Incident Management and Compliance

  • Real-time alerting and full audit logging of all violations
  • Centralised admin console for policy creation, testing, and deployment
  • Pre-built compliance reporting for GDPR, HIPAA, and PCI DSS
  • RESTful API for SIEM, ticketing, and SOAR integration

Emerging Capabilities (Backlog)

  • GenAI DLP: monitor and prevent data exfiltration through LLM APIs
  • AI-powered policy generation from natural-language descriptions
  • Dark-web monitoring for organisational data exposure
  • Industry-specific templates for healthcare, finance, and government

AI-Native Advantage

AI changes the economics of DLP in ways legacy suites cannot easily retrofit. ML-based content classifiers can learn an organisation's specific sensitive data patterns — internal project codes, financial models, source code — without manual policy authoring. Real-time context analysis combining content, user behaviour, destination, and time-of-day signals materially reduces the false-positive rates that drive analyst alert fatigue. LLM-powered policy generation lets teams describe what should not leave the organisation in plain language, while multimodal vision models close the long-standing gap around sensitive content in images, screenshots, and video frames.


Tech Stack & Deployment

The project targets hybrid deployment: self-hosted for regulated and air-gapped environments, with a cloud-native option for SaaS-first organisations. Integration points span email gateways, web proxies, cloud storage (AWS S3, Azure Blob, GCS), SaaS APIs (Slack, M365, Google Workspace, Salesforce), identity providers (Okta, Entra ID, Active Directory), and SIEM/SOAR platforms (Splunk, Sentinel, ServiceNow, Jira). Compliance alignment covers NIST SP 800-53 (SI-12, MP-6), NIST SP 800-171, ISO/IEC 27001:2022 Annex A.8.12, GDPR Article 32, HIPAA Security Rule, PCI DSS v4.0, and CCPA/CPRA.


Market Context

The DLP software market was valued at approximately USD 3.15–4.12 billion in 2024–2025 and is projected to reach USD 12.5–15.83 billion by 2032–2035 at a CAGR of ~14–15% (per market research summarised in research.md). The top five vendors — Microsoft, Broadcom, Forcepoint, Zscaler, and Palo Alto Networks — hold roughly 55% of revenue. Cloud-native SaaS DLP starts from ~$10–15/user/month while enterprise on-prem solutions reach $200K–$2M+/year. Primary buyers are CISOs and data security teams in finance, healthcare, and government, alongside compliance officers driven by GDPR, HIPAA, and PCI.


Project Status

This project is in the research and specification phase.
Contributions, feedback, and domain expertise are welcome.


Contributing

We welcome contributions from developers, domain experts, and potential users. See CONTRIBUTING.md for guidelines.

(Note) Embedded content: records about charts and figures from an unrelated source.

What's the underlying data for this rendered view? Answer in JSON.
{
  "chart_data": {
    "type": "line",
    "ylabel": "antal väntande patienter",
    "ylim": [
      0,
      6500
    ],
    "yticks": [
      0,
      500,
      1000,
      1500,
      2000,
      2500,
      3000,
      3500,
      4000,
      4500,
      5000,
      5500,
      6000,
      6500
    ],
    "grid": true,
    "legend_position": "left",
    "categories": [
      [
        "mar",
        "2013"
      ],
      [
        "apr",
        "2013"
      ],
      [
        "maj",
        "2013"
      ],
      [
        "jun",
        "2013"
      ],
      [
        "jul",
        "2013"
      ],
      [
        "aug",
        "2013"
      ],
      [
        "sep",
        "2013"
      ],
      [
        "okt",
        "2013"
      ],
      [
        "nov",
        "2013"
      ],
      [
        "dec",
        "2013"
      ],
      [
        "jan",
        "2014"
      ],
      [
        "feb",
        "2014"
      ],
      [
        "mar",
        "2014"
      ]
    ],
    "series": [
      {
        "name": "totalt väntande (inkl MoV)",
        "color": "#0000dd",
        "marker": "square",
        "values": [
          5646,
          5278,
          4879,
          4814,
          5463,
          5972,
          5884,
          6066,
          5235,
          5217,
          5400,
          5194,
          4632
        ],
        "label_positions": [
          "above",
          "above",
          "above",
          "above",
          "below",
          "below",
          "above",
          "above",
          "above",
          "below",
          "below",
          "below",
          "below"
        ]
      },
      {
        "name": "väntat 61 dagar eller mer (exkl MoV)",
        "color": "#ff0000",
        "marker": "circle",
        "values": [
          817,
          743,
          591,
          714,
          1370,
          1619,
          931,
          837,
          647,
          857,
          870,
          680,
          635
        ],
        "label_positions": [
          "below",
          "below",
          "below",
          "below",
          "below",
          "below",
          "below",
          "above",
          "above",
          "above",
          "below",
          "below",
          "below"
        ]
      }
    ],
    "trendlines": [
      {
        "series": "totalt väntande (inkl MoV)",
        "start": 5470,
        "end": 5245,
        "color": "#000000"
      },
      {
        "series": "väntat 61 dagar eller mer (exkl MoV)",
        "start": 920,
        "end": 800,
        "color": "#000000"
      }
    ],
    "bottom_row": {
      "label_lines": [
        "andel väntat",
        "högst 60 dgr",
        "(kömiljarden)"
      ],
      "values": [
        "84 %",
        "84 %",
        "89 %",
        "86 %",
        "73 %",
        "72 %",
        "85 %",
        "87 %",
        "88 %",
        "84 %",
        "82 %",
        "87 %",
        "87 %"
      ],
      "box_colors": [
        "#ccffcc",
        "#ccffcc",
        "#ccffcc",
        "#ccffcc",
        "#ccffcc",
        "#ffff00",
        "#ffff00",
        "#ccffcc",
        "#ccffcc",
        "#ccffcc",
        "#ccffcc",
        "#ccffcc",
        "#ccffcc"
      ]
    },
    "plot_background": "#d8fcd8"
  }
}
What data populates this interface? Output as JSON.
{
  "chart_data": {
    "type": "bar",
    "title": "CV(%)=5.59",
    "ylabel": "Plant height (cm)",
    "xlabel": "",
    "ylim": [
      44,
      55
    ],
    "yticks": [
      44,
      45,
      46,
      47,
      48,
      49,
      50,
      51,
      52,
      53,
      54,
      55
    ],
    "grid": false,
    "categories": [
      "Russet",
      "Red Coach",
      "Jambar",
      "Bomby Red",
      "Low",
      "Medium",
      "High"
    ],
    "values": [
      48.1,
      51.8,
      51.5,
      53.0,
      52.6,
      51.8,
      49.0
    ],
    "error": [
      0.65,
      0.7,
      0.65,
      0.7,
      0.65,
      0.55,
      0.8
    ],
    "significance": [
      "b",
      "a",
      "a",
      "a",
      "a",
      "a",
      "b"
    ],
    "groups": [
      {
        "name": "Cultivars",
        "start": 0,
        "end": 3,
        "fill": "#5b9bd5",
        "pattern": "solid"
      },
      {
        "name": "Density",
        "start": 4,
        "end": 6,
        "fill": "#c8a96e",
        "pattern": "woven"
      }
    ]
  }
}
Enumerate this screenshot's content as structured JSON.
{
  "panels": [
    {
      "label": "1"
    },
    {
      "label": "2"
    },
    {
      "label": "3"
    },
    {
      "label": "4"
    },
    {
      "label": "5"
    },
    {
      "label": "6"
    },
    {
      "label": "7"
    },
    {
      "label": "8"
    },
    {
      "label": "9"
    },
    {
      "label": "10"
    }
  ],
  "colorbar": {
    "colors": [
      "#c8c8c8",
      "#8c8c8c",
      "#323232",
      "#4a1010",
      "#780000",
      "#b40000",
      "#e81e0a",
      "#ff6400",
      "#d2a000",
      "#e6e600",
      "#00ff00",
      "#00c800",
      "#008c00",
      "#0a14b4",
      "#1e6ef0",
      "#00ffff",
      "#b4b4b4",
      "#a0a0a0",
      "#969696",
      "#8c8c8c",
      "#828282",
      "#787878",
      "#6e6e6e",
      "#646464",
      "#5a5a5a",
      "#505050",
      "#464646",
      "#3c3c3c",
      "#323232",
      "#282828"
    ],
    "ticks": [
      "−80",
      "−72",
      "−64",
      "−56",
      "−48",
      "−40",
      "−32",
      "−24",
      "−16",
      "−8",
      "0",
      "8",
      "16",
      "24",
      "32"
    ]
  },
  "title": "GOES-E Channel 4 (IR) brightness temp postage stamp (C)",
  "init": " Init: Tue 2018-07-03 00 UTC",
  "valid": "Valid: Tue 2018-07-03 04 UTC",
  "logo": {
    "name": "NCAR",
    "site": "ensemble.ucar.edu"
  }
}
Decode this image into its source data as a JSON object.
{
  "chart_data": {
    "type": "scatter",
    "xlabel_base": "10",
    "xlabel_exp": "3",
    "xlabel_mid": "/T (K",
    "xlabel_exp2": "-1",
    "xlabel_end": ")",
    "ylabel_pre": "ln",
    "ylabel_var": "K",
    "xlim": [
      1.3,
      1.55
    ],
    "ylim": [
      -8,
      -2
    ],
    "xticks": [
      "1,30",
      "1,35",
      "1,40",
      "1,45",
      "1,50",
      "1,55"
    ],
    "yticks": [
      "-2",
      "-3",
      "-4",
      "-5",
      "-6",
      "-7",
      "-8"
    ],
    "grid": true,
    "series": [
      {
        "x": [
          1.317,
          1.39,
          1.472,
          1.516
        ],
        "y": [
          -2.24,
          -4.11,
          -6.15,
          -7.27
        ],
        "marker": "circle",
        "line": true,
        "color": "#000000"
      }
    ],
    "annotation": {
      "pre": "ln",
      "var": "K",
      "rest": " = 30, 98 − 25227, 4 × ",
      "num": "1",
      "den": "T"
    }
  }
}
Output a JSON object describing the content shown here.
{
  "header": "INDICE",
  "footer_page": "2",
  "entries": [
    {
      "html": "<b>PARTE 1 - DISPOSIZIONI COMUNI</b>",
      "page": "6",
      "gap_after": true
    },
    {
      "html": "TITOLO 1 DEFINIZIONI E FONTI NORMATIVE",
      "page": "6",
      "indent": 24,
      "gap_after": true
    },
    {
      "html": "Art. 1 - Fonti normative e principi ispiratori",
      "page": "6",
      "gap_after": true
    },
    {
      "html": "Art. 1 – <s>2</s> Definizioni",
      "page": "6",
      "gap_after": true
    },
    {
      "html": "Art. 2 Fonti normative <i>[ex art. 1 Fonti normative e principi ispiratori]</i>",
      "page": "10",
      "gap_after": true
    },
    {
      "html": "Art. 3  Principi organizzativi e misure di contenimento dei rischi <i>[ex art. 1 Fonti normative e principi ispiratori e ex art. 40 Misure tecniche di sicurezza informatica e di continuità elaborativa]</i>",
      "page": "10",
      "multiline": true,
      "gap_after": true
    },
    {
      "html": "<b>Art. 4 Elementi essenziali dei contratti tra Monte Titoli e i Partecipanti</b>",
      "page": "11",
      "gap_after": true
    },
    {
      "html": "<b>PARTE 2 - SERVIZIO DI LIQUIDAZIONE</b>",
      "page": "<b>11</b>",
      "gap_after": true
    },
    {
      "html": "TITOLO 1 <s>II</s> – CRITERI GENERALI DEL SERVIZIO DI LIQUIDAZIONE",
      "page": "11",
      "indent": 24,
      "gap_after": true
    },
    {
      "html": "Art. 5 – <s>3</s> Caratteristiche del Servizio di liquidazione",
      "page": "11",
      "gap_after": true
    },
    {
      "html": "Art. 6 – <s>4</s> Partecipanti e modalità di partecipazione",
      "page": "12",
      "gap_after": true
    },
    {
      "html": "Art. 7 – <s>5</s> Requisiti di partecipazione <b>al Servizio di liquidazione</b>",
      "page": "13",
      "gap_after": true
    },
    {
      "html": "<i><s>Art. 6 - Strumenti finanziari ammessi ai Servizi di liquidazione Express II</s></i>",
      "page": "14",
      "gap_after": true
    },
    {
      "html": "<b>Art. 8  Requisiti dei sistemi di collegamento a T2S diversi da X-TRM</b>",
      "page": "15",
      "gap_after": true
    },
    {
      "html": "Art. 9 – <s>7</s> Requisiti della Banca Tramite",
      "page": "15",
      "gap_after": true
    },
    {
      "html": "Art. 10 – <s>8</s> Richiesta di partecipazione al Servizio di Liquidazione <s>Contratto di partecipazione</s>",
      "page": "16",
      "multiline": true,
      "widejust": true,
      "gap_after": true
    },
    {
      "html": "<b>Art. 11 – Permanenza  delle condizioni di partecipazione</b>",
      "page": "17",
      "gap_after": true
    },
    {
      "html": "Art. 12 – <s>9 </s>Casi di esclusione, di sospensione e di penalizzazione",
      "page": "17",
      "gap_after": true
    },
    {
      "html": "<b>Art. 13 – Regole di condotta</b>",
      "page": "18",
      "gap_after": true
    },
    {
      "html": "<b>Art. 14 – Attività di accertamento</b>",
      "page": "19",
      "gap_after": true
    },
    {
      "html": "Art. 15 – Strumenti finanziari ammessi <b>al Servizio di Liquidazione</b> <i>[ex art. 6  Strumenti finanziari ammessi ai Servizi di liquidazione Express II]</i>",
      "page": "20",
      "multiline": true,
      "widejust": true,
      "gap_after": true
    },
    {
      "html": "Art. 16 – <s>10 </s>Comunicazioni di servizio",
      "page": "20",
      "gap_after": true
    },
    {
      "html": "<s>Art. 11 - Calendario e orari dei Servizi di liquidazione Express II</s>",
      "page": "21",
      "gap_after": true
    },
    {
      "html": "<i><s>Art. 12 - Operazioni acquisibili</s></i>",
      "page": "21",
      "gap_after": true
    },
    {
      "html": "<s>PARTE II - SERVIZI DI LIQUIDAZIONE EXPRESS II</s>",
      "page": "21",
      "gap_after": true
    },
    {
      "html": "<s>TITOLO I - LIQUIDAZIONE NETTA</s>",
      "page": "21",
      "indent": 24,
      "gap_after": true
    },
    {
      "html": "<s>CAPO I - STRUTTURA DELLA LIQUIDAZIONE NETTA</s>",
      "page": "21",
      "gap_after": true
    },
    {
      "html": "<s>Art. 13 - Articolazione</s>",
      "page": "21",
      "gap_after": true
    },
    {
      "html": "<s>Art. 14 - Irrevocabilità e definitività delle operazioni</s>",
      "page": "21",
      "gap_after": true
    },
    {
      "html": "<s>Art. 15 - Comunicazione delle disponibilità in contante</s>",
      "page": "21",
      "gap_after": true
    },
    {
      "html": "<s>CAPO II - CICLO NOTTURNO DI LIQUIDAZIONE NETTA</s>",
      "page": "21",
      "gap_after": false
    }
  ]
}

Important: All contributions must be your own original work or clearly attributed open-source material with a compatible licence. Copyright infringement and licence violations will not be tolerated and will result in immediate removal of the offending contribution. If you are unsure whether a piece of code, text, or other material is safe to contribute, open an issue and ask before submitting.


Licence

Licence to be determined. See discussion for context.